Она долго смотрела на воду, не двигаясь. Потом её рука резко дернулась. Она провела ладонью по поверхности, разрушив отражение.

– Говорить об осколках легко, когда стоишь на скале, – сказала она, вытерев мокрую ладонь о грубый мех плаща. – Моя земля – трясина. Одно неверное движение… один не тот взгляд, одно лишнее слово – и она засосет.

– Трясина не затянет, если знаешь, где кочки, или если есть палка, чтобы прощупать дно впереди. – Я сделал шаг, встал рядом, плечом к плечу, глядя на ту же тёмную воду, где теперь отражались мы оба. – Или… если рядом стоит кто-то, кто может руку протянуть, если начнёшь проваливаться. Один – утонешь, вдвоем – есть шанс вытащить.

Она резко повернула голову, будто слова дотронулись до чего-то живого.

– Твою трясину я не знаю, но у меня есть свой опыт – опыт падений. Я верю, что даже из трясины можно выбраться. Не в одиночку. Никто не выбирается в одиночку.

Она молчала, пристально изучая моё лицо, словно выискивая ложь. Я стоял спокойно: пусть ищет.

– И что мне делать? – наконец спросила она. Вопрос был не о будущем, а о следующем шаге.

– Смотреть, как в лесу. Ты же умеешь читать следы, чуять, где зверь прошёл. Так вот, тут то же самое.

Я кивнул в сторону зала, откуда плыл гул.

– Сегодня, с этим послом. Ты увидела только врага и свою старую боль, а я увидел кое-что ещё: он тебя дразнил, нарочно. Знал, кто ты, и бил точно в больное место. Я не знаю, зачем, но если бы ты смотрела как охотница, а не как обиженная девчонка, ты бы заметила.
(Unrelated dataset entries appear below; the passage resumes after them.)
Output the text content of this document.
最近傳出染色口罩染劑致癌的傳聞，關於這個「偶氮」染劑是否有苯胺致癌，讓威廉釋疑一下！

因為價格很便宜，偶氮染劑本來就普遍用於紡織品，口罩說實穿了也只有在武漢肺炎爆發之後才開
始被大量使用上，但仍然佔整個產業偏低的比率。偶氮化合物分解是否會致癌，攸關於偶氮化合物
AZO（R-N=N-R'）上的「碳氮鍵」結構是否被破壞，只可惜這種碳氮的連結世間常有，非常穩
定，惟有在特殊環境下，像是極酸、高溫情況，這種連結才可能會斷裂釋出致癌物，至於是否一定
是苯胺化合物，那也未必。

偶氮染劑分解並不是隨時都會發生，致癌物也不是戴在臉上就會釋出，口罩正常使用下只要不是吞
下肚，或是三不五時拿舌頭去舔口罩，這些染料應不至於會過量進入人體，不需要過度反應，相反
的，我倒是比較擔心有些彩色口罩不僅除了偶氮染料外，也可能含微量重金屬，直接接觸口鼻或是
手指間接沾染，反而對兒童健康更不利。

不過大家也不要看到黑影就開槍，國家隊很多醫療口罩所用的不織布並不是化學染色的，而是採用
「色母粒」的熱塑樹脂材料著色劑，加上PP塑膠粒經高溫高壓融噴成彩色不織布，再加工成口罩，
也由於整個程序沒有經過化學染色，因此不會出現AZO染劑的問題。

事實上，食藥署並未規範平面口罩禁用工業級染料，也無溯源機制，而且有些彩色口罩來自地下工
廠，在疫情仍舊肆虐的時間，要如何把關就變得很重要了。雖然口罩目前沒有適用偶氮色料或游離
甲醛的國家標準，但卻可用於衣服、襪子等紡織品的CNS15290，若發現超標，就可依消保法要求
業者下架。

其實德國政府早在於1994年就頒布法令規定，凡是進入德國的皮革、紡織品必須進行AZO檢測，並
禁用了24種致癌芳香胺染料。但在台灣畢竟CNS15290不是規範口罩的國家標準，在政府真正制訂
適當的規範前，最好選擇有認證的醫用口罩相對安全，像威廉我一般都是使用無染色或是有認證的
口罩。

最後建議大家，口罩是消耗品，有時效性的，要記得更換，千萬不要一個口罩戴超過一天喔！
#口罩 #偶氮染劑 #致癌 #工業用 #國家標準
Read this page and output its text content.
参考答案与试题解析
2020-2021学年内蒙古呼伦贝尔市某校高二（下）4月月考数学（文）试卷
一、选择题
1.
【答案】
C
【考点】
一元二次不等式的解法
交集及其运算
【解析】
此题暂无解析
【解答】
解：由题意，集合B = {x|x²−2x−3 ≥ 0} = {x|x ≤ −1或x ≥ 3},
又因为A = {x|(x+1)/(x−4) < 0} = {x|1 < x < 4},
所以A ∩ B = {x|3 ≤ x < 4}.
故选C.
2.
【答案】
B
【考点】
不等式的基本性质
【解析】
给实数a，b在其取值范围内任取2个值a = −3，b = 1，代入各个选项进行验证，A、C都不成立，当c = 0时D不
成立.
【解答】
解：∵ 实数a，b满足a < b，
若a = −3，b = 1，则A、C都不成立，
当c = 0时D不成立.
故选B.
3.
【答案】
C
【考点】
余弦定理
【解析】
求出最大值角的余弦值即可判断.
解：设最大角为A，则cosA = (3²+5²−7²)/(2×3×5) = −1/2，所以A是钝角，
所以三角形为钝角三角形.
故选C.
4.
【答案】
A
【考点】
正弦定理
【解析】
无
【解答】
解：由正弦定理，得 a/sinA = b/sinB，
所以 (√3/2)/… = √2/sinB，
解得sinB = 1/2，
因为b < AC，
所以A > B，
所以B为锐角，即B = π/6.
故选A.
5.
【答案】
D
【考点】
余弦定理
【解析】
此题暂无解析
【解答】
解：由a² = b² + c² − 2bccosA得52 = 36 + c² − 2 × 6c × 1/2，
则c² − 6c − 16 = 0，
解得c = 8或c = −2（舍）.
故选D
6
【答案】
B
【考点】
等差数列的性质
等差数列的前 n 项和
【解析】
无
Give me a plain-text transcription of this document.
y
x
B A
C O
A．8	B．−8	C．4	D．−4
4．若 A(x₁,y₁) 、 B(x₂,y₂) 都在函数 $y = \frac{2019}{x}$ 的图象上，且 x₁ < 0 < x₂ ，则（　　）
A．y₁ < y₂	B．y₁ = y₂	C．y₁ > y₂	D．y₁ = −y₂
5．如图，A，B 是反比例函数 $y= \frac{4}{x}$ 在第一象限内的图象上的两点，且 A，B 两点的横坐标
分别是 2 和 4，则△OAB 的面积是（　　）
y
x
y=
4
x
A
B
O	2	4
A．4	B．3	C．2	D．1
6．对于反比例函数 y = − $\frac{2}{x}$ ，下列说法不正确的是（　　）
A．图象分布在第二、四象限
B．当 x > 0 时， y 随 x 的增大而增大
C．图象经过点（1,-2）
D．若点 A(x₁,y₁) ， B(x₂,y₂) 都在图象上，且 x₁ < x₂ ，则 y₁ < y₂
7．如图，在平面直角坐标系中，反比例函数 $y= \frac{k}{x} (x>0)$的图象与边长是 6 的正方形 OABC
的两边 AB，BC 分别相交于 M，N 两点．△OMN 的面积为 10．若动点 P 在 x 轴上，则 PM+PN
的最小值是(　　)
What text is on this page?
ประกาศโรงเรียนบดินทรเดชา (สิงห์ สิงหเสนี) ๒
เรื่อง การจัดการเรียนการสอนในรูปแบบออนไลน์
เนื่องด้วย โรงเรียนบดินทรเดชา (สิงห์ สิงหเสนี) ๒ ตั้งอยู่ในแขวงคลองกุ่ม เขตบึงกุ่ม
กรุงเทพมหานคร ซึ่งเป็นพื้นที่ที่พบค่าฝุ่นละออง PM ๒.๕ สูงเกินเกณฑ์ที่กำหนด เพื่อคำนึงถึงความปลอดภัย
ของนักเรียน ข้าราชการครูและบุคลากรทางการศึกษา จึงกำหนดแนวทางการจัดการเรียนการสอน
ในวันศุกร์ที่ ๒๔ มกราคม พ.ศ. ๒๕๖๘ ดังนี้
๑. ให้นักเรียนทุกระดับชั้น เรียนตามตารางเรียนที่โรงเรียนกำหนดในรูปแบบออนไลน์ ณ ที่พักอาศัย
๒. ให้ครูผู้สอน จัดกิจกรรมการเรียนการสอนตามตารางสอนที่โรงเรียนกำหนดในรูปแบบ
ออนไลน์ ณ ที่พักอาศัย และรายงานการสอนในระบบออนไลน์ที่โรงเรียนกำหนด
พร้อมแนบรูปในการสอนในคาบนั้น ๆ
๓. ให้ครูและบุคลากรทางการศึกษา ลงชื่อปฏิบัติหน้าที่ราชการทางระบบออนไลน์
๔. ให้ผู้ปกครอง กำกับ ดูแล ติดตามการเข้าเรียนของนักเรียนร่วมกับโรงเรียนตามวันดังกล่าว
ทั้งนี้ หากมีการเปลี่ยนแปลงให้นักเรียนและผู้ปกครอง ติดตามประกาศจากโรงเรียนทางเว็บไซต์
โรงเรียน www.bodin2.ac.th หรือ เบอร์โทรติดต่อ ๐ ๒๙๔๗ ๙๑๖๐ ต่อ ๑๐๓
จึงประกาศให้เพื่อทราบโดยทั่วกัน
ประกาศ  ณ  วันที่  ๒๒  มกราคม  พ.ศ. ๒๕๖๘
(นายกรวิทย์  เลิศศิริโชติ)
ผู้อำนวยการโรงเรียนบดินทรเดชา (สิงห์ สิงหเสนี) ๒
Я сделал паузу, давая ей вникнуть.

– Ты не можешь сейчас никому горло перерезать, но ты можешь понять их.

Алгона медленно выдохнула, все еще глядя на воду.

– Понять их… – прошептала она. – Как зверей? У каждого – свой след, своя нора, свои повадки, свой страх. – она медленно кивнула, в её глазах зажегся тот самый острый, цепкий огонёк, который я видел у неё в лесу, когда она шла по следу.

Я кивнул, потому что понял – она ухватилась.

– Ты уже знаешь, что делать.

Вода успокоилась, а лицо в отражении собралось обратно – в знакомые, резкие черты. В гордое лицо, каким я видел его в лесу. Она медленно оторвала взгляд от воды, повернувшись лицом к дворцу. К тому самому шуму. Но теперь она смотрела на дворец не как на стену, о которую бьётся, а как на местность, которую нужно изучить. Прочитать, как читала следы в лесу. Она начала свою охоту. Прямо здесь, в сердце вражеского лагеря.

– Прием еще не закончился. Нужно вернуться.

Я кивнул.

– Буду рядом.

– Знаю, – коротко бросила она и, поправив плащ на плечах, пошла к свету и шуму.

Я сделал глубокий вдох и пошел вслед за Алгоной. Мы больше не просто жертвы и орудия, мы стали наблюдателями, а наблюдатель – первый шаг к тому, чтобы стать игроком. Пусть даже самым маленьким – обломком стекла в чужой мозаике. Но даже он, если знать, куда направить его грань, может отразить свет.